As global forces once again threaten to impose change on this remote and ultra-sensitively located village of about 2200 people, scores of residents gathered outside the local council office as municipal official Ahmad Khatib declared: "A civilised Europe destroyed the Berlin wall. Now the UN is building the Berlin wall in Ghajar."

Yigal Palmor, Israel's Foreign Ministry spokesman, insisted that there was "no intention" to divide the village physically, and that residents - most of whom have been Israeli citizens since the occupation of the Golan Heights in 1967 - have nothing to fear. "We hope to preserve their daily lives without any changes."

But the assurances seem unlikely to satisfy residents in the absence of direct guarantees or consultation.

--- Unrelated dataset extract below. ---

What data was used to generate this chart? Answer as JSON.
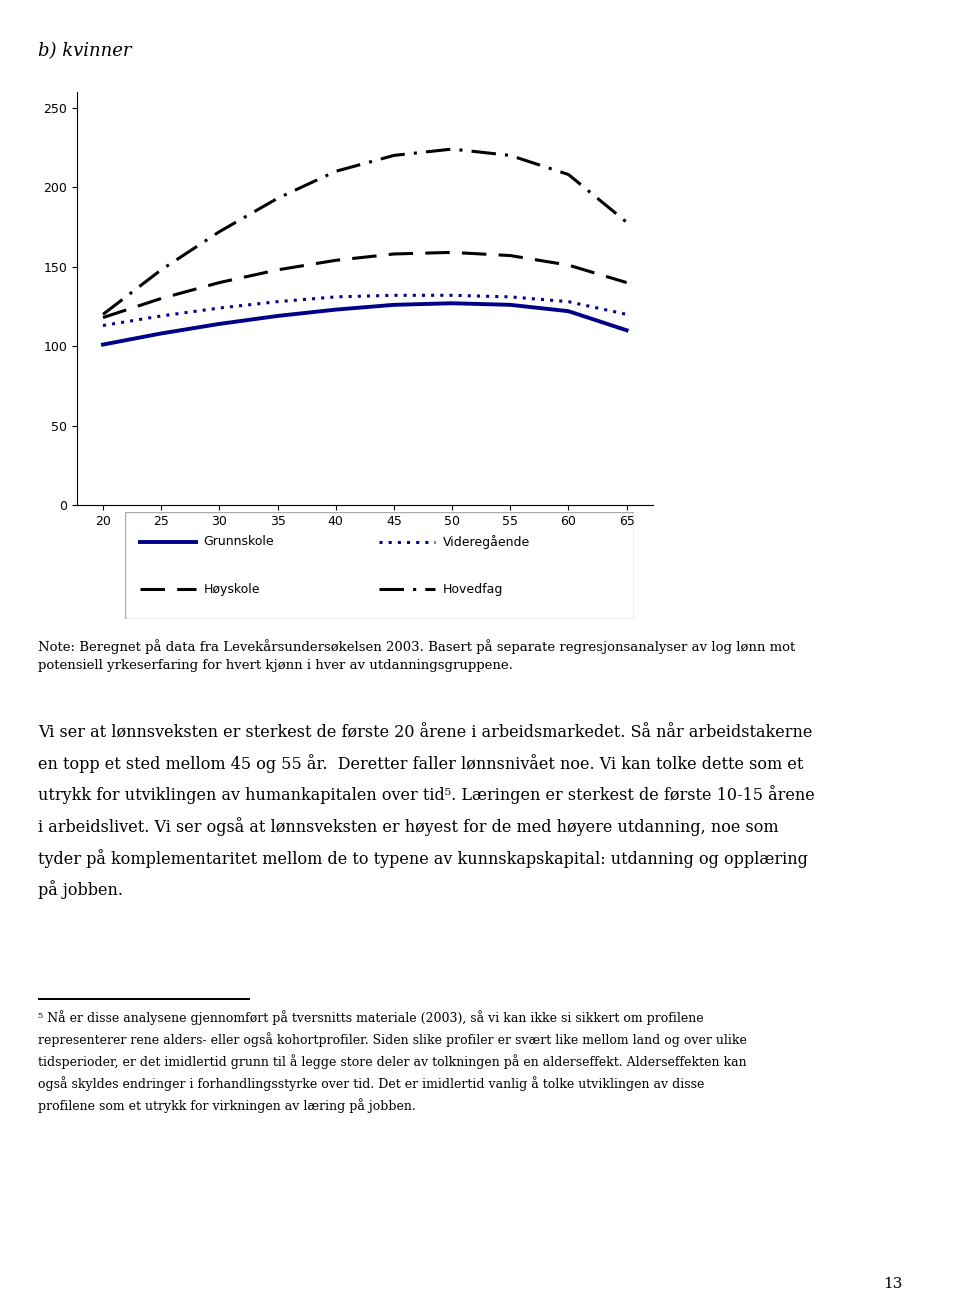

Khatib, the council's deputy director, said, "We have only learned about this from the media. If the Israelis withdraw, the UN will come here and start building a wall after a week or two. We know that."

Khatib said: "The mosque, the cemetery, the school and, most important, 11,500 dunums [nearly 1200ha] of land, is in the south."

Muheeba Khatib, 40, who lives in the north of the village, said she feared being cut off from her married daughter and two small grandchildren, and from Israeli-provided health services, and 400 apricot and olive trees long farmed by her family.

The farmland is 7km east of the village but only accessible through its southern section. "We are Syrians, like my father and my grandfather before him. But as long as the village is kept together and not split, we have no problem if it is in Syria, Lebanon or Israel," she said.

In the 1930s, the residents of Ghajar chose overwhelmingly to be part of Syria and remained so until the 1967 Six Day War, when Israel occupied the Syrian Golan Heights. Although the village was not occupied immediately, the local mukhtars (village leaders) petitioned Israel to do so - partly as an assertion of their Syrian nationality and common identification with the rest of the Golan.

After Israel withdrew its forces from Lebanon in 2000, the notional "blue line" designated by the UN passed through the middle of the village. Then, in the 2006 war, Israeli troops moved into the northern section - where about two-thirds of the villagers live - and have since patrolled its border with Lebanon.

Israel has been under international and Lebanese pressure to withdraw from northern Ghajar, and UN special co-ordinator for Lebanon Lord Williams said in August, after clashes at another part of the border, that such a withdrawal "would do a lot to help restore trust".

Lebanon's claim to the northern section, meanwhile, is underpinned partly by suggestions that the village did not start expanding northwards until after the Israeli occupation. But Khatib has produced a Syrian permit from December 24, 1958, allowing villagers to build on agricultural land in what is now the northern district. He said this disproved the Lebanese claim: "This is a lie ... and now it is a lie of the UN, too."

A Ghajar resident, Shehada Khatib, 26, said: "We are ready to sacrifice our souls to stop a wall. But if we can keep our land and get to work, then things would be OK."